Devotees of the Linux operating system tout its security as being second to none. That message has been heard loudly and clearly by small and medium-sized businesses, many of whom rank Linux above Windows in security.
In April, SearchSMB.com polled its members with this question: Do you believe Linux beats Windows on security? Of the
202 IT professionals who responded, 60% said "Definitely." However, they also said that Linux's growing popularity could be its security Achilles heel. We asked some experts if Linux truly is a secure operating system and if so, why.
Linux's development history tells much about its reliability and security, experts said. The fact that Linux was developed and is constantly improved upon by thousands of developers in the open source community has made it a secure and stable operating system.
"The open source community does not have the pressure to rush a product to market, so there is generally time to do more thorough quality assurance, which helps to produce a more stable product," said Peter Harrison, author of Linux Quick-Fix Notebook, a new book from Prentice Hall PTR.
The community development model also keeps Linux security strong because so many people are checking for vulnerabilities, said consultant Bernard Golden, CEO of Navica Inc., a systems integrator in San Carlos, Calif. "The more eyes that look at something, the more it will be improved," said Golden, author of Succeeding with open source.
Almost always, fixes for Linux security patches are available within hours of their discovery, according to Bryan Tidd, director of technology for City of Canton, Ga. By contrast, "Microsoft has, in the recent past, taken 200 days to fix a known bug," he said. "The sheer number of Linux developers greatly improves fix times."
Too vulnerable?
Many people worry that Linux's open source code gives hackers too much information. "It's natural to think that open code is more vulnerable, but that's not the case," Golden said.
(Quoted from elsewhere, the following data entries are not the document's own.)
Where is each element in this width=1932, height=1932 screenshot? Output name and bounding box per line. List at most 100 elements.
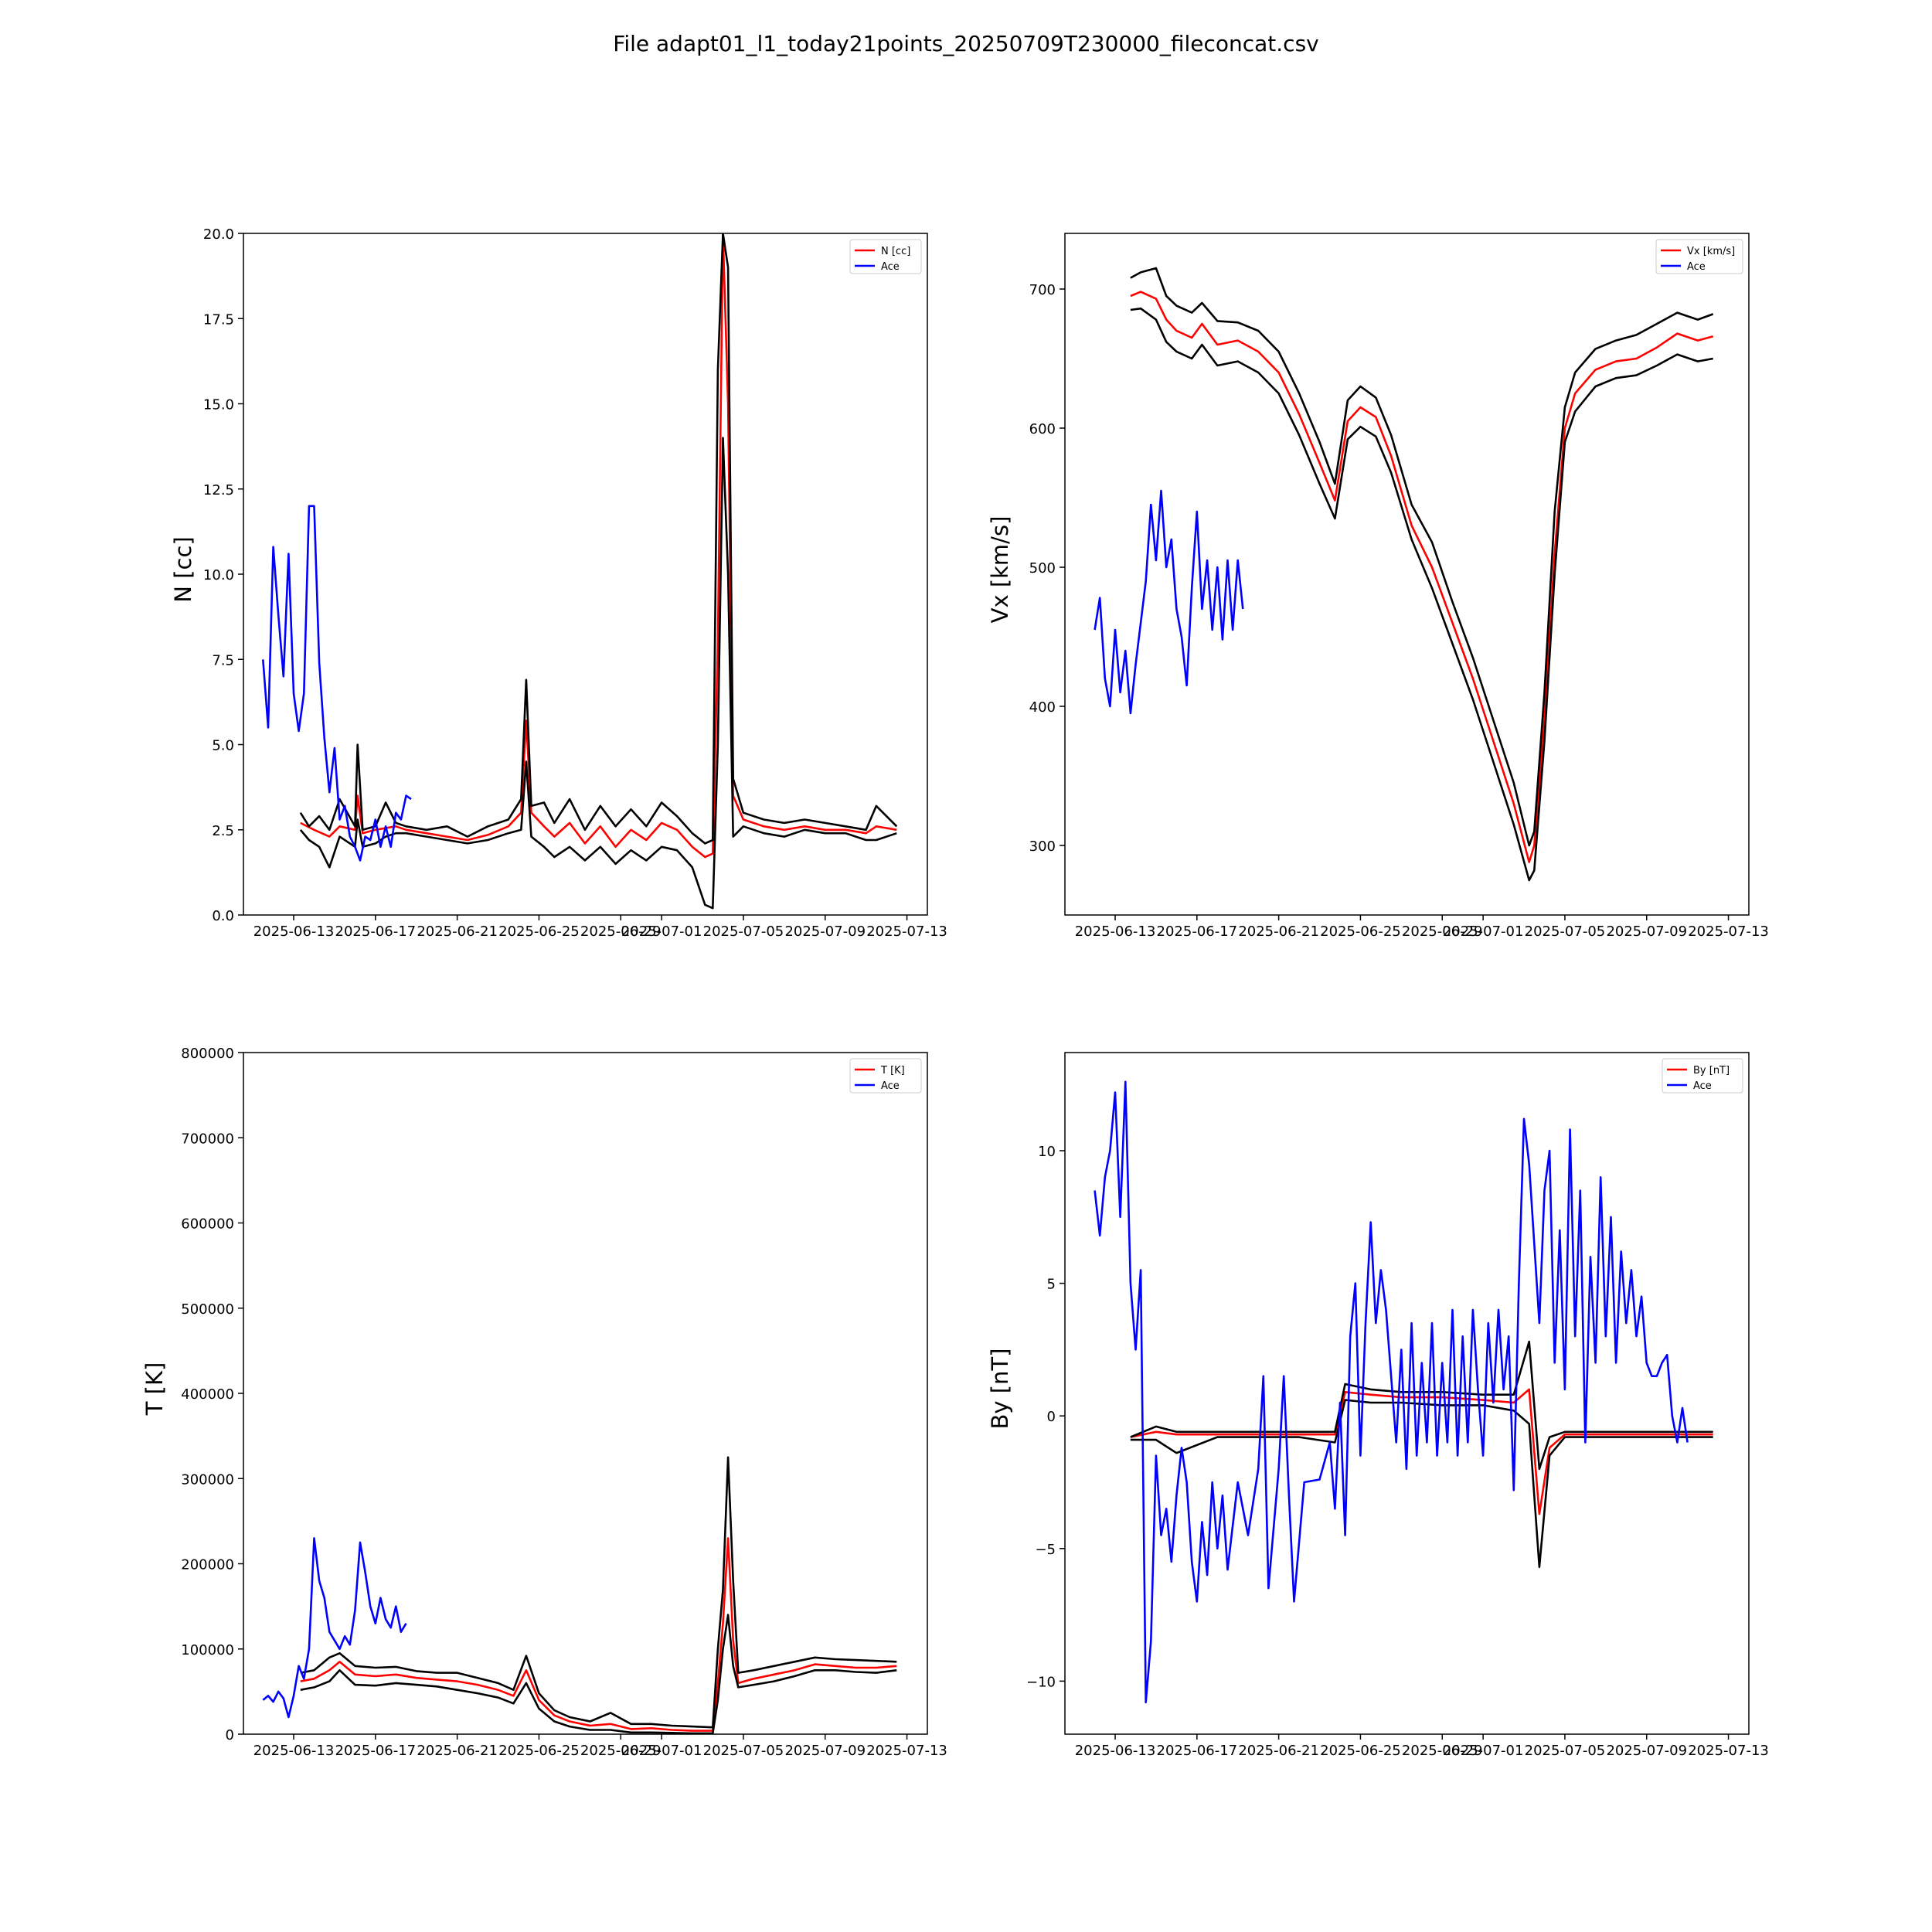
lower-bound-line xyxy=(1130,307,1713,882)
y-tick-label: 0 xyxy=(226,1727,234,1743)
ace-series-line xyxy=(1094,489,1244,715)
figure-title: File adapt01_l1_today21points_20250709T2… xyxy=(613,31,1319,56)
model-series-line xyxy=(1130,291,1714,863)
x-tick-label: 2025-06-25 xyxy=(498,923,580,940)
x-tick-label: 2025-06-29 xyxy=(580,1743,662,1759)
x-tick-label: 2025-06-17 xyxy=(335,923,417,940)
y-axis-label: T [K] xyxy=(141,1362,168,1417)
x-tick-label: 2025-06-13 xyxy=(253,923,335,940)
x-tick-label: 2025-07-05 xyxy=(1525,923,1606,940)
x-tick-label: 2025-06-29 xyxy=(1402,923,1483,940)
y-tick-label: 700 xyxy=(1029,282,1056,298)
x-tick-label: 2025-06-17 xyxy=(335,1743,417,1759)
legend-label: Ace xyxy=(881,261,900,273)
y-axis-label: By [nT] xyxy=(987,1349,1013,1430)
y-tick-label: 400 xyxy=(1029,699,1056,716)
x-tick-label: 2025-07-05 xyxy=(703,1743,784,1759)
x-tick-label: 2025-07-01 xyxy=(621,1743,702,1759)
x-tick-label: 2025-06-21 xyxy=(417,923,498,940)
y-tick-label: 600000 xyxy=(181,1216,234,1233)
x-tick-label: 2025-06-25 xyxy=(1320,923,1401,940)
y-axis-label: N [cc] xyxy=(170,536,196,602)
legend-label: N [cc] xyxy=(881,246,910,257)
y-tick-label: 500000 xyxy=(181,1301,234,1318)
axes-frame xyxy=(243,1052,928,1735)
velocity-panel: 2025-06-13 2025-06-17 2025-06-21 2025-06-25… xyxy=(987,233,1769,940)
x-tick-label: 2025-07-01 xyxy=(1443,1743,1524,1759)
y-tick-label: 200000 xyxy=(181,1557,234,1573)
x-tick-label: 2025-07-09 xyxy=(784,1743,866,1759)
temperature-panel: 2025-06-13 2025-06-17 2025-06-21 2025-06-25… xyxy=(141,1046,947,1759)
y-tick-label: 0 xyxy=(1047,1409,1056,1425)
legend-label: By [nT] xyxy=(1693,1065,1730,1077)
ace-series-line xyxy=(262,1537,407,1719)
upper-bound-line xyxy=(299,233,898,845)
lower-bound-line xyxy=(300,1614,897,1734)
x-tick-label: 2025-07-09 xyxy=(1606,1743,1687,1759)
x-tick-label: 2025-07-09 xyxy=(1606,923,1687,940)
y-tick-label: 17.5 xyxy=(203,311,234,328)
x-tick-label: 2025-06-25 xyxy=(498,1743,580,1759)
x-tick-label: 2025-07-05 xyxy=(1525,1743,1606,1759)
y-tick-label: 800000 xyxy=(181,1046,234,1062)
x-tick-label: 2025-07-13 xyxy=(866,1743,947,1759)
y-tick-label: −5 xyxy=(1035,1542,1056,1558)
x-tick-label: 2025-06-13 xyxy=(1075,1743,1156,1759)
x-tick-label: 2025-07-09 xyxy=(784,923,866,940)
y-tick-label: 300000 xyxy=(181,1471,234,1488)
y-tick-label: 700000 xyxy=(181,1131,234,1147)
legend-label: Ace xyxy=(1693,1080,1712,1092)
x-tick-label: 2025-06-13 xyxy=(1075,923,1156,940)
lower-bound-line xyxy=(299,437,897,910)
x-tick-label: 2025-06-21 xyxy=(1238,923,1319,940)
x-tick-label: 2025-07-13 xyxy=(1688,1743,1769,1759)
x-tick-label: 2025-06-13 xyxy=(253,1743,335,1759)
legend-label: Ace xyxy=(1687,261,1706,273)
ace-series-line xyxy=(262,505,412,862)
upper-bound-line xyxy=(1130,267,1714,847)
density-panel: 2025-06-13 2025-06-17 2025-06-21 2025-06-25… xyxy=(170,226,947,940)
y-tick-label: 5.0 xyxy=(212,738,234,754)
upper-bound-line xyxy=(300,1456,897,1729)
legend: Vx [km/s] Ace xyxy=(1655,239,1743,274)
y-tick-label: 2.5 xyxy=(212,823,234,839)
lower-bound-line xyxy=(1130,1399,1713,1569)
x-tick-label: 2025-07-13 xyxy=(866,923,947,940)
x-tick-label: 2025-06-21 xyxy=(1238,1743,1319,1759)
x-tick-label: 2025-06-29 xyxy=(580,923,662,940)
model-series-line xyxy=(300,233,897,859)
y-tick-label: 15.0 xyxy=(203,397,234,413)
y-tick-label: 600 xyxy=(1029,421,1056,437)
x-tick-label: 2025-06-25 xyxy=(1320,1743,1401,1759)
x-tick-label: 2025-07-01 xyxy=(621,923,702,940)
y-tick-label: 0.0 xyxy=(212,908,234,924)
y-tick-label: 10 xyxy=(1038,1144,1056,1160)
by-field-panel: 2025-06-13 2025-06-17 2025-06-21 2025-06-25… xyxy=(987,1052,1769,1759)
y-tick-label: 500 xyxy=(1029,560,1056,577)
legend-label: Ace xyxy=(881,1080,900,1092)
axes-frame xyxy=(1064,1052,1750,1735)
model-series-line xyxy=(300,1537,897,1732)
x-tick-label: 2025-06-21 xyxy=(417,1743,498,1759)
y-tick-label: 7.5 xyxy=(212,652,234,668)
y-tick-label: 5 xyxy=(1047,1277,1056,1293)
y-tick-label: 20.0 xyxy=(203,226,234,243)
y-tick-label: 400000 xyxy=(181,1386,234,1403)
plot-lines xyxy=(262,1456,897,1734)
ace-series-line xyxy=(1094,1080,1689,1704)
y-tick-label: 100000 xyxy=(181,1642,234,1658)
legend-label: Vx [km/s] xyxy=(1687,246,1735,257)
plot-lines xyxy=(262,233,898,910)
y-tick-label: 300 xyxy=(1029,838,1056,855)
upper-bound-line xyxy=(1130,1340,1713,1471)
legend-label: T [K] xyxy=(880,1065,905,1077)
y-tick-label: −10 xyxy=(1026,1674,1056,1690)
legend: By [nT] Ace xyxy=(1662,1058,1743,1094)
plot-lines xyxy=(1094,1080,1713,1704)
axes-frame xyxy=(1064,233,1750,916)
model-series-line xyxy=(1130,1388,1713,1515)
y-tick-label: 12.5 xyxy=(203,482,234,498)
legend: T [K] Ace xyxy=(849,1058,922,1094)
plot-lines xyxy=(1094,267,1714,882)
y-axis-label: Vx [km/s] xyxy=(987,516,1013,624)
All those friendly eyes on the code lead to stronger code that unfriendly eyes can't crack easily.
The architecture of Linux has given it yet another security boost, according to Golden. "Linux architecture separates the user level from the systems level," he explained. Mistakes made or attacks perpetrated on the user level do not easily penetrate to the system level.
Do these strong underpinnings mean that the security of Linux is set in stone? Not necessarily, as 23% of our poll respondents indicated. They sense danger ahead, saying that Linux is more secure than Windows "for now, but the exploits will catch up."
Golden agrees, noting that hackers have been less inclined to attack Linux than Windows. Thinking that this situation will continue is dangerous, however. "It might lead you to believe that you don't have to be that careful with Linux," said Golden. "There have been more attacks against Linux lately as more businesses have adopted it, and there will continue to be more."
Linux no exception
In short, SMBs will have to be as vigilant with Linux as with any operating system. "Security should be a concern, no matter the platform," said Tidd. "If you do not accept that then you are flirting with danger."
Tidd speaks from experience. In 2003, a City of Canton user opened an e-mail attachment, setting loose a virus that jumped from user to system level to infect a Microsoft Exchange Server log file. The result: five days of downtime. Tidd, who was already moving some of the city's servers to Linux, scrapped Exchange on Windows in favor of Oracle Collaboration Suite on Red Hat Linux. The switch has improved security – no disasters since then – and reduced license fee costs and administration time.
Taking his own advice about vigilance, Tidd used the time saved by the migration to change security authentication processes and enforced measures that prohibit users from not changing passwords and using the same logins for multiple systems.
Most Linux distributions include the core kernel, popular applications like the Apache Web server and programming languages such as C, PERL and PHP. "But other differences can be significant," he said.
Linux distributions' installation programs use different security levels, default applications and default hard disk layouts. "Though the same software may be installed, different combinations may be activated causing administrative and security difficulties," Peterson said. His advice is to stick with the most widely-used distributions: Mandriva, Novell SuSe and Red Hat.
Maxine Kincora is a contributing technology writer in Berkeley, Calif.